Wir setzen uns dafür ein, dass allgemeine, nicht-personenbezogene Daten, die von der Stadt erfasst werden (wie zum Beispiel Luftqualität), einfach und digital öffentlich zugänglich gemacht werden. Frei zugängliche Open-Data-Schnittstellen der Stadt Frankfurt wie offenedaten.frankfurt.de möchten wir aktualisieren, ausbauen und dauerhaft pflegen. Sämtliche Statistikdaten der Stadt Frankfurt sollen unter Open Source Creative Commons Lizenz freigegeben werden. Daran sollen sich alle Frankfurter kommunalen Tochterunternehmen und möglichst alle in Frankfurt tätigen Mobilitätsunternehmen für Verkehrsdaten beteiligen. Alle Daten sollen dabei unter CC Lizenz verbleiben. Wir möchten jedem Interessierten ermöglichen, diese Daten für Projekte in den Bereichen Forschung, Lehre und Stadtentwicklung zu nutzen, die dann wiederum der Stadt zugute kommen können. Es sollen auch mehr dynamische Schnittstellen zu Open Data mit Software Development Kits geschaffen werden.“ (Koalitionsvertrag, S. 184)

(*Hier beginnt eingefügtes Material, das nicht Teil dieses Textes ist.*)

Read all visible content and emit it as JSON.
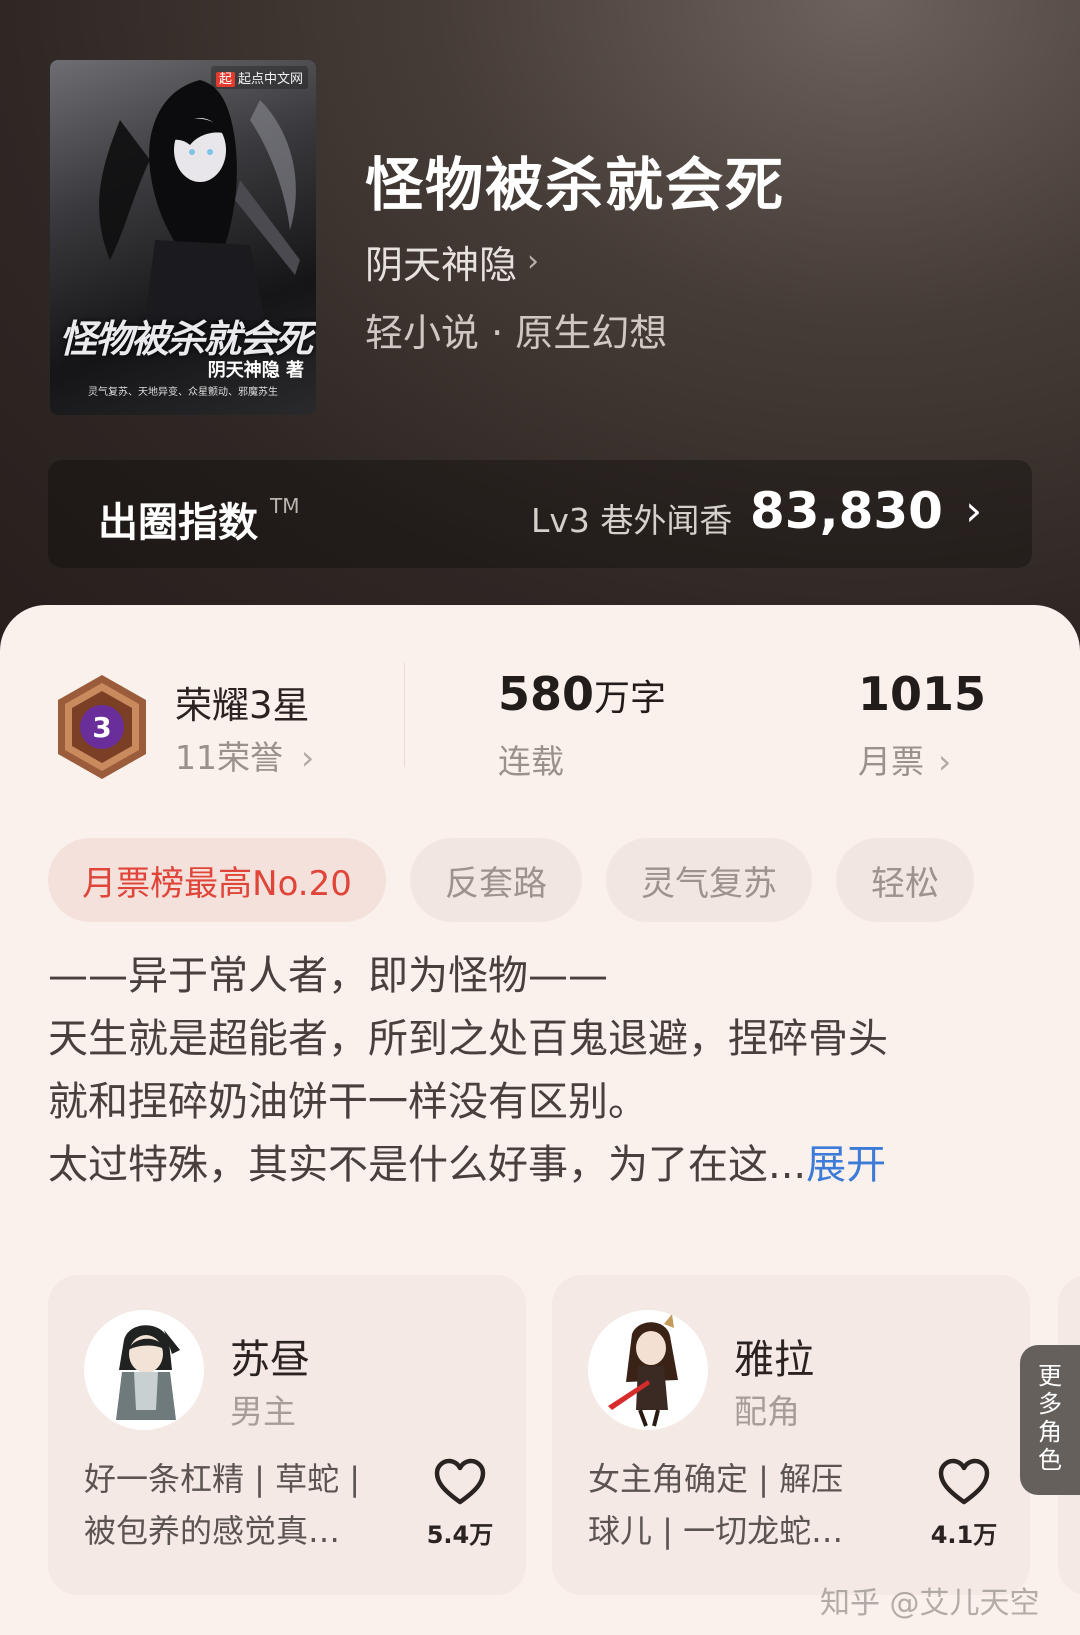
{
  "book": {
    "cover": {
      "badge_logo": "起",
      "badge_text": "起点中文网",
      "title": "怪物被杀就会死",
      "author": "阴天神隐 著",
      "tagline": "灵气复苏、天地异变、众星颤动、邪魔苏生"
    },
    "title": "怪物被杀就会死",
    "author": "阴天神隐",
    "category": "轻小说 · 原生幻想"
  },
  "influence": {
    "label": "出圈指数",
    "tm": "TM",
    "level": "Lv3 巷外闻香",
    "value": "83,830"
  },
  "stats": {
    "honor_badge_number": "3",
    "honor_title": "荣耀3星",
    "honor_count": "11荣誉",
    "words_number": "580",
    "words_unit": "万字",
    "words_status": "连载",
    "votes_number": "1015",
    "votes_label": "月票"
  },
  "tags": [
    "月票榜最高No.20",
    "反套路",
    "灵气复苏",
    "轻松"
  ],
  "description": {
    "lines": [
      "——异于常人者，即为怪物——",
      "天生就是超能者，所到之处百鬼退避，捏碎骨头",
      "就和捏碎奶油饼干一样没有区别。",
      "太过特殊，其实不是什么好事，为了在这..."
    ],
    "expand_label": "展开"
  },
  "characters": [
    {
      "name": "苏昼",
      "role": "男主",
      "desc_lines": [
        "好一条杠精 | 草蛇 |",
        "被包养的感觉真…"
      ],
      "likes": "5.4万"
    },
    {
      "name": "雅拉",
      "role": "配角",
      "desc_lines": [
        "女主角确定 | 解压",
        "球儿 | 一切龙蛇…"
      ],
      "likes": "4.1万"
    }
  ],
  "more_roles_chars": [
    "更",
    "多",
    "角",
    "色"
  ],
  "watermark": "知乎 @艾儿天空",
  "colors": {
    "accent_link": "#3d7bd8",
    "hot_tag": "#e0453a",
    "sheet_bg": "#faf1ec",
    "honor_purple": "#6a2e9a"
  },
  "icons": [
    "chevron-right-icon",
    "heart-icon",
    "honor-badge-icon"
  ]
}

Die Digitalisierung ermöglicht neue, direktere Wege der Kommunikation, die unsere demokratischen Prozesse der politischen Willensbildung maßgeblich optimieren können. Durch die Bereitstellung von Informationen aus Stadtverordnetenversammlung, Kommunalen Ausländervertretung und den Ortsbeiräten, kann zur Transparenz kommunaler Politik beigetragen werden. Parlis und FFM.de sollen zu diesem Zweck überarbeitet und integriert werden. Wir wollen, dass diese Möglichkeiten im Sinne der barrierefreien politischen Partizipation genutzt werden.“ (Koalitionsvertrag, S. 190)

3. Unabhängiges Frankfurter Datenschutzbüro

Dazu fehlt im Koalitionsvertrag eine Aussage.